As a UK citizen I use GBP because there is no alternative. Trust does not enter the matter, and in fact my personal trust in both our commercial banks and central bank is low and falling.
FS > Everything that I've argued, I've done so with capitalism in mind. I can't comment on ancient civilizations.
I have to guess what you mean by “capitalism” but in so far as it could be argued there are very specific genuine problems associated with “capitalism” I judge they were present and indeed worse within Roman banking regulations. Thus this comment just does not make sense to me
FS > Of course, the domain of reality and that of observation and explanation are interrelated, but I don't think they can be reduced from one to the other.

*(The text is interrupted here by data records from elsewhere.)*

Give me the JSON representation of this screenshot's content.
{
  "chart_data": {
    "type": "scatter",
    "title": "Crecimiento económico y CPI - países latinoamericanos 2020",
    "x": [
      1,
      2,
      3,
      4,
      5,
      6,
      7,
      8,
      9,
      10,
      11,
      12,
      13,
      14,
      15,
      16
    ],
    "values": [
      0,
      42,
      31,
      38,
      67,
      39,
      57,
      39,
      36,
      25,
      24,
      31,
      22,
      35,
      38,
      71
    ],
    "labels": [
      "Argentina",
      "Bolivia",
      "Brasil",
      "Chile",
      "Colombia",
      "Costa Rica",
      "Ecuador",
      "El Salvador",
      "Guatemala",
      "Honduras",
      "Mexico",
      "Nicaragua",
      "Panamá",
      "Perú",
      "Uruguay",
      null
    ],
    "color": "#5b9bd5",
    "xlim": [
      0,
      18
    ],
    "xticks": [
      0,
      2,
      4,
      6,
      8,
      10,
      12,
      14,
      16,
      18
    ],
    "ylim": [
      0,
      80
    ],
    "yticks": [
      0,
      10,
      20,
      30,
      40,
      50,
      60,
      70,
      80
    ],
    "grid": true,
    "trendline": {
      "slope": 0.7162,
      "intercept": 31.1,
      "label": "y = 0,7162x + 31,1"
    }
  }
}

The correct relationship of reality to observations has been very actively debated since the days of Democritus and Plato, and many eminent commentators have congratulated Democritus on keeping the two close, and noticed that his position tends to coincide with democratic instincts. You are not the first to argue that parting the domains of observation and explanation gives grounds to ignore history altogether, but I do not recall seeing it done quite so briskly before.
I quote the opening paragraph of “The Thousand and One Nights” (Burton edition)
“Verily the works and words of those gone before us have become instances and examples to men of our modern day, that folk may view what admonishing chances befel other folk and may therefrom take warning; and that they may peruse the annals of antique peoples and all that hath betided them, and be thereby ruled and restrained”
Perhaps the medieval writers of Islamic fairy tales give valuable epistemological advice to modern economic thought?